The siren opened the annual memorial ceremony at the Yad Vashem museum in Jerusalem, which focuses this year on the Holocaust survivors' voice. Wreaths were laid at the foot of the memorial for the Warsaw Ghetto uprising.
The ceremony was attended by President Shimon Peres, Prime Minister Benjamin Netanyahu, Knesset Speaker Reuven Rivlin, Supreme Court President Dorit Beinish, IDF Chief of Staff Gabi Ashkenazi, Police Commissioner Dudi Cohen, Jerusalem Mayor Nir Barkat, public figure, survivors and fighters' organizations, students and delegations from Israel and the world.
The Knesset held its annual Holocaust remembrance ceremony, dubbed "'Unto every person a name," during which the names of Holocaust victims are read aloud.
Prime Minister Netanyahu read the names of his wife's relatives who died in the Holocaust. President Peres read the names of his own relatives and Opposition Chairwoman Tzipi Livni chose to honor educators who continued working until they perished. Ministers and Knesset members read out names of other victims.
Peres said his family members were put inside a synagogue and burned alive. "In memory of my relatives, who were massacred with 2,060 members of their community in the town of Vishneva, in August 1942, by the Nazis and their local helpers," the president said before reading out the names of his grandfathers, grandmother, uncles and cousins.
Laying wreaths at Yad Vashem (Photo: Ohad Zoigenberg)
Mordechai Fuchs, who survives the Treblinka camp, told Ynet he has been attending the Yad Vashem ceremony for more than 40 years with a yellow patch attached to his clothes and carrying a flag of Israel.
"We have a strong army, and I have children and grandchildren, and this is our real victory over the Nazis," he said. "They failed to annihilate us. We have the strength and we defeated the Germans."
Lily Gombush, who survived the Auschwitz-Birkenau camp, arrived with her four grandchildren to lay a wreath on behalf of immigrants from the former Yugoslavia. "I don't think the Holocaust will repeat itself," she said, "but today you still see gravestones being shattered in Jewish cemeteries and graffiti sprayed on synagogues, so it's important for each Jew in the Diaspora to make aliyah."
Lily Gombush with her grandchildren (Photo: Ohad Zoigenberg)
Other major ceremonies will be held later in the day at Kibbutz Yad Mordechai and Kibbutz Lohamei Hageta'ot, as well as in schools, military basis, municipalities and local councils.
The traditional March of the Living will be held Monday afternoon at the Auschwitz-Birkenau concentration camp in Poland on Monday afternoon. It will be attended by Science and Technology Minister Daniel Hershkowitz, Minister of Religious Services Yakov Margi and more than 10,000 young people from Israel and the world, both Jews and non-Jews.

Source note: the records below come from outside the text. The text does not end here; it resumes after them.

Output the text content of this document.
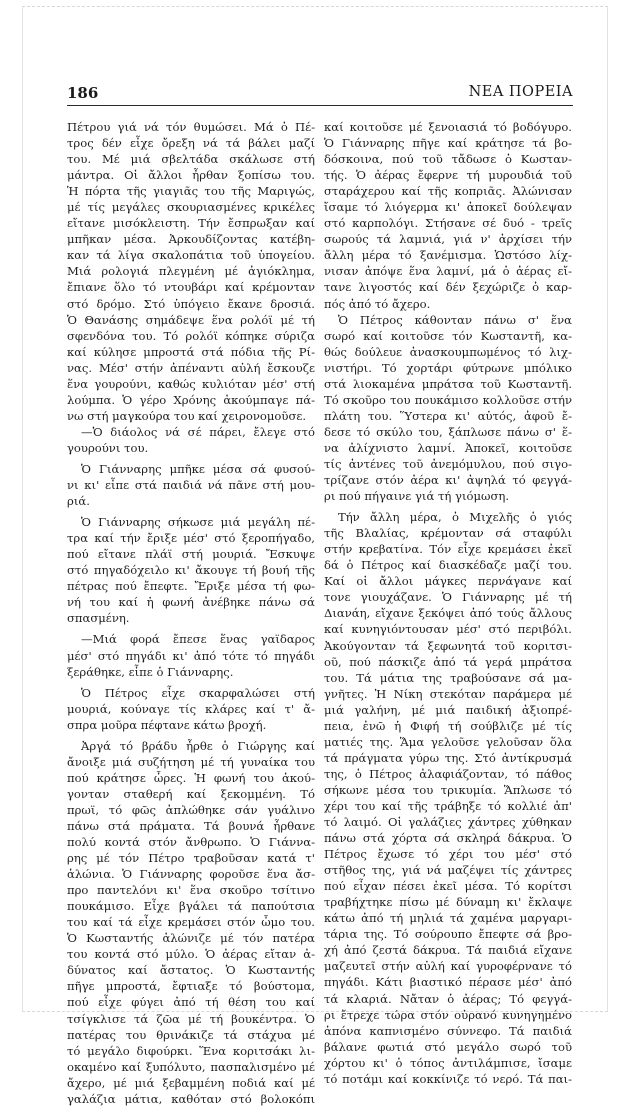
186	ΝΕΑ ΠΟΡΕΙΑ
Πέτρου γιά νά τόν θυμώσει. Μά ὁ Πέ-
τρος δέν εἶχε ὄρεξη νά τά βάλει μαζί
του. Μέ μιά σβελτάδα σκάλωσε στή
μάντρα. Οἱ ἄλλοι ἦρθαν ξοπίσω του.
Ἡ πόρτα τῆς γιαγιᾶς του τῆς Μαριγώς,
μέ τίς μεγάλες σκουριασμένες κρικέλες
εἴτανε μισόκλειστη. Τήν ἔσπρωξαν καί
μπῆκαν μέσα. Ἀρκουδίζοντας κατέβη-
καν τά λίγα σκαλοπάτια τοῦ ὑπογείου.
Μιά ρολογιά πλεγμένη μέ ἀγιόκλημα,
ἔπιανε ὅλο τό ντουβάρι καί κρέμονταν
στό δρόμο. Στό ὑπόγειο ἔκανε δροσιά.
Ὁ Θανάσης σημάδεψε ἕνα ρολόϊ μέ τή
σφενδόνα του. Τό ρολόϊ κόπηκε σύριζα
καί κύλησε μπροστά στά πόδια τῆς Ρί-
νας. Μέσ' στήν ἀπέναντι αὐλή ἔσκουζε
ἕνα γουρούνι, καθώς κυλιόταν μέσ' στή
λούμπα. Ὁ γέρο Χρόνης ἀκούμπαγε πά-
νω στή μαγκούρα του καί χειρονομοῦσε.
—Ὁ διάολος νά σέ πάρει, ἔλεγε στό
γουρούνι του.
Ὁ Γιάνναρης μπῆκε μέσα σά φυσού-
νι κι' εἶπε στά παιδιά νά πᾶνε στή μου-
ριά.
Ὁ Γιάνναρης σήκωσε μιά μεγάλη πέ-
τρα καί τήν ἔριξε μέσ' στό ξεροπήγαδο,
πού εἴτανε πλάϊ στή μουριά. Ἔσκυψε
στό πηγαδόχειλο κι' ἄκουγε τή βουή τῆς
πέτρας πού ἔπεφτε. Ἔριξε μέσα τή φω-
νή του καί ἡ φωνή ἀνέβηκε πάνω σά
σπασμένη.
—Μιά φορά ἔπεσε ἕνας γαϊδαρος
μέσ' στό πηγάδι κι' ἀπό τότε τό πηγάδι
ξεράθηκε, εἶπε ὁ Γιάνναρης.
Ὁ Πέτρος εἶχε σκαρφαλώσει στή
μουριά, κούναγε τίς κλάρες καί τ' ἄ-
σπρα μοῦρα πέφτανε κάτω βροχή.
Ἀργά τό βράδυ ἦρθε ὁ Γιώργης καί
ἄνοιξε μιά συζήτηση μέ τή γυναίκα του
πού κράτησε ὧρες. Ἡ φωνή του ἀκού-
γονταν σταθερή καί ξεκομμένη. Τό
πρωϊ, τό φῶς ἁπλώθηκε σάν γυάλινο
πάνω στά πράματα. Τά βουνά ἦρθανε
πολύ κοντά στόν ἄνθρωπο. Ὁ Γιάννα-
ρης μέ τόν Πέτρο τραβοῦσαν κατά τ'
ἁλώνια. Ὁ Γιάνναρης φοροῦσε ἕνα ἄσ-
προ παντελόνι κι' ἕνα σκοῦρο τσίτινο
πουκάμισο. Εἶχε βγάλει τά παπούτσια
του καί τά εἶχε κρεμάσει στόν ὦμο του.
Ὁ Κωσταντής ἁλώνιζε μέ τόν πατέρα
του κοντά στό μύλο. Ὁ ἀέρας εἴταν ἀ-
δύνατος καί ἄστατος. Ὁ Κωσταντής
πῆγε μπροστά, ἔφτιαξε τό βούστομα,
πού εἶχε φύγει ἀπό τή θέση του καί
τσίγκλισε τά ζῶα μέ τή βουκέντρα. Ὁ
πατέρας του θρινάκιζε τά στάχυα μέ
τό μεγάλο διφούρκι. Ἕνα κοριτσάκι λι-
οκαμένο καί ξυπόλυτο, πασπαλισμένο μέ
ἄχερο, μέ μιά ξεβαμμένη ποδιά καί μέ
γαλάζια μάτια, καθόταν στό βολοκόπι
καί κοιτοῦσε μέ ξενοιασιά τό βοδόγυρο.
Ὁ Γιάνναρης πῆγε καί κράτησε τά βο-
δόσκοινα, πού τοῦ τἄδωσε ὁ Κωσταν-
τής. Ὁ ἀέρας ἔφερνε τή μυρουδιά τοῦ
σταράχερου καί τῆς κοπριᾶς. Ἀλώνισαν
ἴσαμε τό λιόγερμα κι' ἀποκεῖ δούλεψαν
στό καρπολόγι. Στήσανε σέ δυό - τρεῖς
σωρούς τά λαμνιά, γιά ν' ἀρχίσει τήν
ἄλλη μέρα τό ξανέμισμα. Ὡστόσο λίχ-
νισαν ἀπόψε ἕνα λαμνί, μά ὁ ἀέρας εἴ-
τανε λιγοστός καί δέν ξεχώριζε ὁ καρ-
πός ἀπό τό ἄχερο.
Ὁ Πέτρος κάθονταν πάνω σ' ἕνα
σωρό καί κοιτοῦσε τόν Κωσταντῆ, κα-
θώς δούλευε ἀνασκουμπωμένος τό λιχ-
νιστήρι. Τό χορτάρι φύτρωνε μπόλικο
στά λιοκαμένα μπράτσα τοῦ Κωσταντῆ.
Τό σκοῦρο του πουκάμισο κολλοῦσε στήν
πλάτη του. Ὕστερα κι' αὐτός, ἀφοῦ ἔ-
δεσε τό σκύλο του, ξάπλωσε πάνω σ' ἕ-
να ἀλίχνιστο λαμνί. Ἀποκεῖ, κοιτοῦσε
τίς ἀντένες τοῦ ἀνεμόμυλου, πού σιγο-
τρίζανε στόν ἀέρα κι' ἀψηλά τό φεγγά-
ρι πού πήγαινε γιά τή γιόμωση.
Τήν ἄλλη μέρα, ὁ Μιχελῆς ὁ γιός
τῆς Βλαλίας, κρέμονταν σά σταφύλι
στήν κρεβατίνα. Τόν εἶχε κρεμάσει ἐκεῖ
δά ὁ Πέτρος καί διασκέδαζε μαζί του.
Καί οἱ ἄλλοι μάγκες περνάγανε καί
τονε γιουχάζανε. Ὁ Γιάνναρης μέ τή
Διανάη, εἴχανε ξεκόψει ἀπό τούς ἄλλους
καί κυνηγιόντουσαν μέσ' στό περιβόλι.
Ἀκούγονταν τά ξεφωνητά τοῦ κοριτσι-
οῦ, πού πάσκιζε ἀπό τά γερά μπράτσα
του. Τά μάτια της τραβούσανε σά μα-
γνῆτες. Ἡ Νίκη στεκόταν παράμερα μέ
μιά γαλήνη, μέ μιά παιδική ἀξιοπρέ-
πεια, ἐνῶ ἡ Φιφή τή σούβλιζε μέ τίς
ματιές της. Ἅμα γελοῦσε γελοῦσαν ὅλα
τά πράγματα γύρω της. Στό ἀντίκρυσμά
της, ὁ Πέτρος ἀλαφιάζονταν, τό πάθος
σήκωνε μέσα του τρικυμία. Ἅπλωσε τό
χέρι του καί τῆς τράβηξε τό κολλιέ ἀπ'
τό λαιμό. Οἱ γαλάζιες χάντρες χύθηκαν
πάνω στά χόρτα σά σκληρά δάκρυα. Ὁ
Πέτρος ἔχωσε τό χέρι του μέσ' στό
στῆθος της, γιά νά μαζέψει τίς χάντρες
πού εἶχαν πέσει ἐκεῖ μέσα. Τό κορίτσι
τραβήχτηκε πίσω μέ δύναμη κι' ἔκλαψε
κάτω ἀπό τή μηλιά τά χαμένα μαργαρι-
τάρια της. Τό σούρουπο ἔπεφτε σά βρο-
χή ἀπό ζεστά δάκρυα. Τά παιδιά εἴχανε
μαζευτεῖ στήν αὐλή καί γυροφέρνανε τό
πηγάδι. Κάτι βιαστικό πέρασε μέσ' ἀπό
τά κλαριά. Νἄταν ὁ ἀέρας; Τό φεγγά-
ρι ἔτρεχε τώρα στόν οὐρανό κυνηγημένο
ἀπόνα καπνισμένο σύννεφο. Τά παιδιά
βάλανε φωτιά στό μεγάλο σωρό τοῦ
χόρτου κι' ὁ τόπος ἀντιλάμπισε, ἴσαμε
τό ποτάμι καί κοκκίνιζε τό νερό. Τά παι-
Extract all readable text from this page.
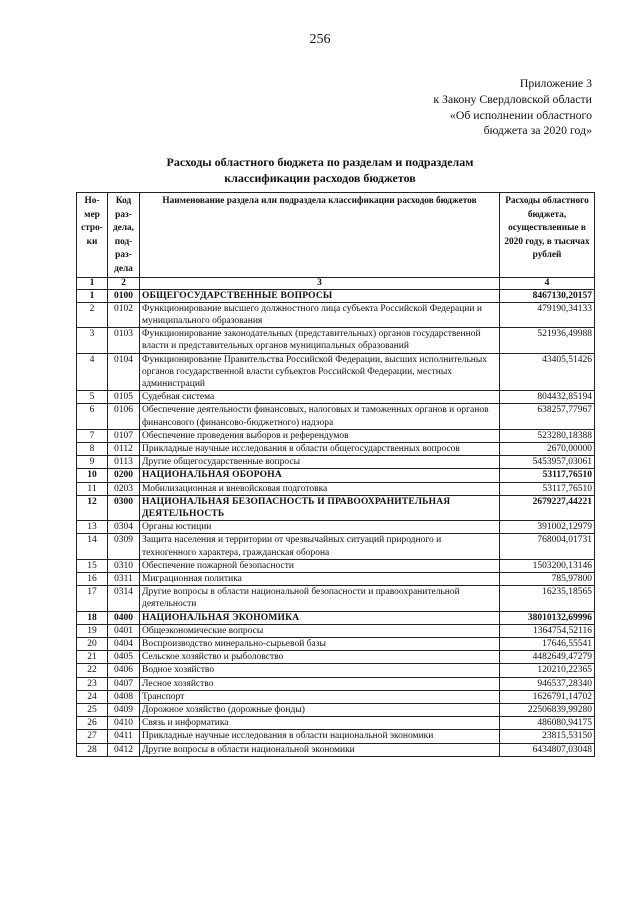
256
Приложение 3
к Закону Свердловской области
«Об исполнении областного
бюджета за 2020 год»
Расходы областного бюджета по разделам и подразделам
классификации расходов бюджетов
Но-мер стро-ки	Код раз-дела, под-раз-дела	Наименование раздела или подраздела классификации расходов бюджетов	Расходы областного бюджета, осуществленные в 2020 году, в тысячах рублей
1	2	3	4
1	0100	ОБЩЕГОСУДАРСТВЕННЫЕ ВОПРОСЫ	8467130,20157
2	0102	Функционирование высшего должностного лица субъекта Российской Федерации и муниципального образования	479190,34133
3	0103	Функционирование законодательных (представительных) органов государственной власти и представительных органов муниципальных образований	521936,49988
4	0104	Функционирование Правительства Российской Федерации, высших исполнительных органов государственной власти субъектов Российской Федерации, местных администраций	43405,51426
5	0105	Судебная система	804432,85194
6	0106	Обеспечение деятельности финансовых, налоговых и таможенных органов и органов финансового (финансово-бюджетного) надзора	638257,77967
7	0107	Обеспечение проведения выборов и референдумов	523280,18388
8	0112	Прикладные научные исследования в области общегосударственных вопросов	2670,00000
9	0113	Другие общегосударственные вопросы	5453957,03061
10	0200	НАЦИОНАЛЬНАЯ ОБОРОНА	53117,76510
11	0203	Мобилизационная и вневойсковая подготовка	53117,76510
12	0300	НАЦИОНАЛЬНАЯ БЕЗОПАСНОСТЬ И ПРАВООХРАНИТЕЛЬНАЯ ДЕЯТЕЛЬНОСТЬ	2679227,44221
13	0304	Органы юстиции	391002,12979
14	0309	Защита населения и территории от чрезвычайных ситуаций природного и техногенного характера, гражданская оборона	768004,01731
15	0310	Обеспечение пожарной безопасности	1503200,13146
16	0311	Миграционная политика	785,97800
17	0314	Другие вопросы в области национальной безопасности и правоохранительной деятельности	16235,18565
18	0400	НАЦИОНАЛЬНАЯ ЭКОНОМИКА	38010132,69996
19	0401	Общеэкономические вопросы	1364754,52116
20	0404	Воспроизводство минерально-сырьевой базы	17646,55541
21	0405	Сельское хозяйство и рыболовство	4482649,47279
22	0406	Водное хозяйство	120210,22365
23	0407	Лесное хозяйство	946537,28340
24	0408	Транспорт	1626791,14702
25	0409	Дорожное хозяйство (дорожные фонды)	22506839,99280
26	0410	Связь и информатика	486080,94175
27	0411	Прикладные научные исследования в области национальной экономики	23815,53150
28	0412	Другие вопросы в области национальной экономики	6434807,03048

This year's march will be held as Poland mourns the death of its president, Lech Kaczynski, in a plane crash in Russia, and black ribbons will be attached to the Israeli flags carried during the event.
Siren in Jerusalem market (Photo: Yaron Brener)
During the main Holocaust Remembrance Day ceremony at Yad Vashem on Sunday night, Prime Minister Netanyahu said, "We are witness today to the new-old fire of hate, hatred of Jews inflamed by organizations and regimes of extremist Islam, most of all Iran and its satellites. Iran's leaders are scurrying to develop nuclear weapons and freely announce their desire to destroy Israel, but before these repeated declarations to wipe the Jewish state from the face of the earth, at best we hear faint protest, and even this is fading."
President Peres, for his part, recalled the lessons of the Shoah. He too emphasized that we must not be indifferent to Iranian threats.
"Israel will never forget two commands from the Holocaust," the president said. "The strong command to maintain an independent Jewish state, whose security is in its own hands, and with peace in its heart, and the command to take seriously threats of annihilation, Holocaust denial, and incitement to terror," he added.
US President Barack Obama issued a special statement on the occasion of Holocaust Remembrance Day. The memories of the victims, he said, "serve as a constant reminder to honor their legacy by renewing our commitment to prevent genocide, and to confront anti-Semitism and prejudice in all of its forms.
"We must never tolerate the hateful stereotypes and prejudice against the Jewish people that tragically continues to this day. We must work, instead, on behalf of a world of justice and peace, in which all nations and peoples value the humanity that we share, and the dignity inherent in every human being."